Tuesday, March 23, 2021

Soft Contact Lenses for Electroretinograms

Article: Soft contact lenses eyed as new solutions to monitor ocular diseases
Source: Purdue University, via ScienceDaily
Published: March 10, 2021

“Since the first conceptual invention by Leonardo da Vinci, there has been a great desire to utilize contact lenses for eye-wearable biomedical platforms,” reported a lead investigator of a project at Purdue University to engineer soft contact lenses with biosensors for improved patient comfort in electroretinograms. How this project differs from current corneal sensors is the seamless integration of ultrathin, stretchable biosensors with commercial soft contact lenses via an electrochemical anchoring mechanism,” thus bypassing obstacles presented by the rigid planar surfaces of most electronics. As with electroretinogram sensors, these contact lenses would measure electrophysiological retinal activity from the corneal surface of human eyes; however, the contacts are an improvement over current sensors in both signal quality and patient comfort, that is, avoiding the need for a topical anesthetic or a speculum. From the news article headline, it is tempting to imagine these contact lenses as the kind that could detect biomarkers of ocular diseases in the tear film, but this isn't quite that kind of project.

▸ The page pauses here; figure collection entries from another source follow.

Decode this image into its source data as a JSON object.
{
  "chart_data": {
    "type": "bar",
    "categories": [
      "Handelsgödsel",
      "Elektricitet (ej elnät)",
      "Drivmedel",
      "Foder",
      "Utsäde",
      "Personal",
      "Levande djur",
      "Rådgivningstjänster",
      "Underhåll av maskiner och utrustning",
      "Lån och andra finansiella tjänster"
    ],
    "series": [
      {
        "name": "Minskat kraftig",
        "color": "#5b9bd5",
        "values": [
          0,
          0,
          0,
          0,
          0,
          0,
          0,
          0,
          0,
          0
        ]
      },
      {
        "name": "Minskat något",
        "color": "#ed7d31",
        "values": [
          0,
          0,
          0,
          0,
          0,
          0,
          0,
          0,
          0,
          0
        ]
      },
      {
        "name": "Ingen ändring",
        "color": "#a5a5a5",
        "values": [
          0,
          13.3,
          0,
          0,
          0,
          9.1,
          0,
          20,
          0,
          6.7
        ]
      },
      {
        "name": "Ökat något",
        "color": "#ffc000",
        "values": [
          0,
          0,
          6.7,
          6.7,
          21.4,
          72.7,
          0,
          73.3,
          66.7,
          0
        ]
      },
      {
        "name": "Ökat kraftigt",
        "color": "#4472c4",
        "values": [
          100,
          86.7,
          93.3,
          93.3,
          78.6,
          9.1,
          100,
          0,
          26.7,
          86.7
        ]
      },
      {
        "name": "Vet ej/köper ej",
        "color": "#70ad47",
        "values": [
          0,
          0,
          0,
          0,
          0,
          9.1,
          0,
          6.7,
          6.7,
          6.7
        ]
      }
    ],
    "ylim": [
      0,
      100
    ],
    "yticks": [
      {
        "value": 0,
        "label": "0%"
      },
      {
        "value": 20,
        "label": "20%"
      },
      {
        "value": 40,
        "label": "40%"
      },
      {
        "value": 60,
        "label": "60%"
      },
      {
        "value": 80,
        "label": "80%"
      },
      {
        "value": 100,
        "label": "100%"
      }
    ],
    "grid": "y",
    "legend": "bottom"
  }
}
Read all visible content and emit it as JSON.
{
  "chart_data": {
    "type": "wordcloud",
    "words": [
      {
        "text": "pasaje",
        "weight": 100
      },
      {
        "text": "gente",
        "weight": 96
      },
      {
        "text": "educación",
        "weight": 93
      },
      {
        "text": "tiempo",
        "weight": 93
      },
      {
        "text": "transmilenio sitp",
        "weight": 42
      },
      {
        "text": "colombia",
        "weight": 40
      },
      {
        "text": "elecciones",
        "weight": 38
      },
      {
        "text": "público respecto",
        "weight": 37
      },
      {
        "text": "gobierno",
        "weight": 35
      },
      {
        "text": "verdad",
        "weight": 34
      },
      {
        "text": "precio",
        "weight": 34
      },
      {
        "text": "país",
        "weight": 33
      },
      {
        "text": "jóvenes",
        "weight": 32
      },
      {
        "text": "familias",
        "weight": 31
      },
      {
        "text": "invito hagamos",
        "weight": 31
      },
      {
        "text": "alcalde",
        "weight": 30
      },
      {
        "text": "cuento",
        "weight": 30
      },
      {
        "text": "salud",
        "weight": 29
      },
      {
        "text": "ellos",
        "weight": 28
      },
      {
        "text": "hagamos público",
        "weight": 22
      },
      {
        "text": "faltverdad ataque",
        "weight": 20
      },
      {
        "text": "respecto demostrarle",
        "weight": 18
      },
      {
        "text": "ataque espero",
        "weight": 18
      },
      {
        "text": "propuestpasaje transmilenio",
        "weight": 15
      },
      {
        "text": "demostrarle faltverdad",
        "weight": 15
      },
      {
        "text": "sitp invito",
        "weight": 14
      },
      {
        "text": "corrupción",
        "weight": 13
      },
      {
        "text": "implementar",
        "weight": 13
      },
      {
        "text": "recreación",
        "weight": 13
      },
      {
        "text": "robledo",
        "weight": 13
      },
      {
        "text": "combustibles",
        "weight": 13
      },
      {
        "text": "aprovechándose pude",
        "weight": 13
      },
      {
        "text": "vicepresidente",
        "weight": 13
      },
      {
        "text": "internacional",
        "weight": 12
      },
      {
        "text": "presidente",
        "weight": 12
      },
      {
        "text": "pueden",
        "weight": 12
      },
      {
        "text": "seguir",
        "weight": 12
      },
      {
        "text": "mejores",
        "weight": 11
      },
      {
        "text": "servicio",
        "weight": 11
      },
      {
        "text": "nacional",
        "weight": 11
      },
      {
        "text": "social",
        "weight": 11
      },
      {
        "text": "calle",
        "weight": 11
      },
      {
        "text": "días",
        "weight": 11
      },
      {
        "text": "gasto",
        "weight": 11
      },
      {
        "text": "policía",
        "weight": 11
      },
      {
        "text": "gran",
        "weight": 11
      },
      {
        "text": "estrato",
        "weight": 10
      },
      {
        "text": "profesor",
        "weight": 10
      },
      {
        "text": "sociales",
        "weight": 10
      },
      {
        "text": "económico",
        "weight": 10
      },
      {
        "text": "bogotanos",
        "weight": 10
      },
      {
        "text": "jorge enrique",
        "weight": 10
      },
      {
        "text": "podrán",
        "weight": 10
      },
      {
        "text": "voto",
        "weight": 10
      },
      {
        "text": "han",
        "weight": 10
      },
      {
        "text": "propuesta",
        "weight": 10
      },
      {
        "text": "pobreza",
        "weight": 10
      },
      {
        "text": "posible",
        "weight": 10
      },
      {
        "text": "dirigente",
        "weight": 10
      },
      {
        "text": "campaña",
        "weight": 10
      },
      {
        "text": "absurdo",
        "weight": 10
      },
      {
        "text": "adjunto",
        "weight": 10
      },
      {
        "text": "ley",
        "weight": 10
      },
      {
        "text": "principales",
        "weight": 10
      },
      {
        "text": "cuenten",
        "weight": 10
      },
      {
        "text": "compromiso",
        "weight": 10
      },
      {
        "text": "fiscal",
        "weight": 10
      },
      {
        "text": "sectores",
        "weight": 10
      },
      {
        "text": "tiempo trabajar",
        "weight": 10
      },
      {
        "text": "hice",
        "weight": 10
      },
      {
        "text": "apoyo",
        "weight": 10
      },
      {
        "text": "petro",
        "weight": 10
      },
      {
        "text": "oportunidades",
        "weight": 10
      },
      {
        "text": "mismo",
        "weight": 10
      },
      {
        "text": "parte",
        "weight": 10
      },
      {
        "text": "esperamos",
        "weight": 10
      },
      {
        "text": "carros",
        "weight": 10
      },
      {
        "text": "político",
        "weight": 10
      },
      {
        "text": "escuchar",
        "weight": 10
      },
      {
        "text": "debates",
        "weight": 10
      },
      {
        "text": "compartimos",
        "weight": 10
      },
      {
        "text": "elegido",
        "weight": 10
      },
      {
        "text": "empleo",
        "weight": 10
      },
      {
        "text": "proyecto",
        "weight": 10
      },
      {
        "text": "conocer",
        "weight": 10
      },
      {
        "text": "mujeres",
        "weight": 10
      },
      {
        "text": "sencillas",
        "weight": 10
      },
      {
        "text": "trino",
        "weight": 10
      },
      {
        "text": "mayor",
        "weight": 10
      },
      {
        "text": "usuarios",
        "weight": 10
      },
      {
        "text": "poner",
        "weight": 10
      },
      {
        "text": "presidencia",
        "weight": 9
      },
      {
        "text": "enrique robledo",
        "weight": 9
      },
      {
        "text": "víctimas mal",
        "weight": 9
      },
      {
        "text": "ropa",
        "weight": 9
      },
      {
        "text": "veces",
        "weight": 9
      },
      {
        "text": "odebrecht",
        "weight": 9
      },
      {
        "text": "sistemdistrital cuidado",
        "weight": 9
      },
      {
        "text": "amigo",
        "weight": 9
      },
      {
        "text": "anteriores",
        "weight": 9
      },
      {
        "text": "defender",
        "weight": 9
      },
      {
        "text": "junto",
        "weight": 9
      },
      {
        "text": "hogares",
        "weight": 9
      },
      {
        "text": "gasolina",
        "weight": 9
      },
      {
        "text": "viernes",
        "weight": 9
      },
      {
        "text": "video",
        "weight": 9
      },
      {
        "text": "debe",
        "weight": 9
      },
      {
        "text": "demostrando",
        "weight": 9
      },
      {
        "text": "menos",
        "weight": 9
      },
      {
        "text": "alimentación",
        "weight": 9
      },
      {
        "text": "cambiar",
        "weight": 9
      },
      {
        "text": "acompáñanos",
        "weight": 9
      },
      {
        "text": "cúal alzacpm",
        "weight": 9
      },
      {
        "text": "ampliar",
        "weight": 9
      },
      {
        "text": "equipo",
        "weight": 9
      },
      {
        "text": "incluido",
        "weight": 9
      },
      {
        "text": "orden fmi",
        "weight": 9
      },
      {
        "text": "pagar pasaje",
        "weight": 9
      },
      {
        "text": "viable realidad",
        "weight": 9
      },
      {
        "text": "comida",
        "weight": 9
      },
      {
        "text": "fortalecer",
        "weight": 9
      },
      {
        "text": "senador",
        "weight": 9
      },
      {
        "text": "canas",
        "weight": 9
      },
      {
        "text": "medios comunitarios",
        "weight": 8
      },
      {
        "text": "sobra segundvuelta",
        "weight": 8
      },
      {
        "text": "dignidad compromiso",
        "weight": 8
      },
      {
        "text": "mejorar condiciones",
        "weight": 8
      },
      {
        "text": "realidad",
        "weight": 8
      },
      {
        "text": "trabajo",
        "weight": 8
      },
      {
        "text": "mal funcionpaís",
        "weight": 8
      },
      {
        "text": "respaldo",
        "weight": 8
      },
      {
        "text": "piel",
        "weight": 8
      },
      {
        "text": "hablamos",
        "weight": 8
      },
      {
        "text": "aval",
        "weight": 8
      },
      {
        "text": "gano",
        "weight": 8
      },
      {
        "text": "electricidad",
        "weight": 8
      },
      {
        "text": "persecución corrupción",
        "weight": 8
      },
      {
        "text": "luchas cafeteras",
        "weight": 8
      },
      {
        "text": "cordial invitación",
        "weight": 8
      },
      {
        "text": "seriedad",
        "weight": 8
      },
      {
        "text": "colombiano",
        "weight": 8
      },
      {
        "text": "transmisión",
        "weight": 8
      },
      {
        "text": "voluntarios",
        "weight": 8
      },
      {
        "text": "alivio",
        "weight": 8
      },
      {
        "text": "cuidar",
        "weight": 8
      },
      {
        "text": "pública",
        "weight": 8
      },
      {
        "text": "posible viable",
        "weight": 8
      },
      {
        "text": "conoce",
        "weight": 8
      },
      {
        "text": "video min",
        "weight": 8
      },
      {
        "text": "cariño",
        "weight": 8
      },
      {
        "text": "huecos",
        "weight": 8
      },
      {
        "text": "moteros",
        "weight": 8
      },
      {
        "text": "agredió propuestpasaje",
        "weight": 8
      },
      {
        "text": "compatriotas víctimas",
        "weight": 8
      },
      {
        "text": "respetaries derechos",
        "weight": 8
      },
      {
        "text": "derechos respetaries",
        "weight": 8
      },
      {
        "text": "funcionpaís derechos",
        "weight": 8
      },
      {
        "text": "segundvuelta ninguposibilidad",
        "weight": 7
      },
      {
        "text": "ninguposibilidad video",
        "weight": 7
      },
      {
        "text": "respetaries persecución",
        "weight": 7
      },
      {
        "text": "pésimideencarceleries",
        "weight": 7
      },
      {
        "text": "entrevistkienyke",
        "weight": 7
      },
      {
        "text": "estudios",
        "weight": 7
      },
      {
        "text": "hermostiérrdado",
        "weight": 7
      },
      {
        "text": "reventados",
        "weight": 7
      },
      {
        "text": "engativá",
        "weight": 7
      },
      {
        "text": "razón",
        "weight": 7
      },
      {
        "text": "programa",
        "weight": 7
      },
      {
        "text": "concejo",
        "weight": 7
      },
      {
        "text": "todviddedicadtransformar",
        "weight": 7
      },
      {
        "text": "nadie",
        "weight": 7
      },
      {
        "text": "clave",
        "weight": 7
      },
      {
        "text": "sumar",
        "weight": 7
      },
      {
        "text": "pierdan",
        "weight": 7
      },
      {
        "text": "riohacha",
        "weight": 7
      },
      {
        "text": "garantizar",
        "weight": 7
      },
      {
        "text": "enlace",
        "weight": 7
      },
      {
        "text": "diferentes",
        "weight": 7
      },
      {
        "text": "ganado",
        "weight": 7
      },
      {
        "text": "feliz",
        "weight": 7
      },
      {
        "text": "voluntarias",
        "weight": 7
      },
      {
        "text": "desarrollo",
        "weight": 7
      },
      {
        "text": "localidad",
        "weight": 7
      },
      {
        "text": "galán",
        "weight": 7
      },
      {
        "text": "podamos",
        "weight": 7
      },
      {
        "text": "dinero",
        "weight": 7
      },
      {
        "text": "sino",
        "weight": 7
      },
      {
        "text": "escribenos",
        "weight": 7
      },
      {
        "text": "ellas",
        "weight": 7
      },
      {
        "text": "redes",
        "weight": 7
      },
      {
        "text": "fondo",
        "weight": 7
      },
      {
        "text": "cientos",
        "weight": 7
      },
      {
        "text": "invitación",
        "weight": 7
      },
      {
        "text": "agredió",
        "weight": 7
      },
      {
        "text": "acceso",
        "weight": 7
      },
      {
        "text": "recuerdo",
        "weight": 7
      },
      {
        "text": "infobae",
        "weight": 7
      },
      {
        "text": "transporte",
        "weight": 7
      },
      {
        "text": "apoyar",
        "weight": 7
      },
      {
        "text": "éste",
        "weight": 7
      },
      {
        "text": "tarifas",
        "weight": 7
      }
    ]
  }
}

Rather, it is an improved corneal interface for electroretinogram sensors using the more comfortable vehicle of the ubiquitous commercial soft contact lens. That being said, the fact that electronics could be so intimately integrated into the soft, curved surface of soft contact lenses is a big step forward for engineering of other biosensors for monitoring of ocular diseases.

Personal commentary
: This is an example of a collaborative research project between engineering and optometry. The bulk of the biomedical engineering contribution came from Purdue University. The clinical application component came from a professor of optometry at Indiana University. This makes sense intuitively when working with contact lenses, but it's also a rare instance of optometric research being reported, albeit only peripherally, in general science news. Finally, additional mechanical engineering involvement came from the University of Virginia.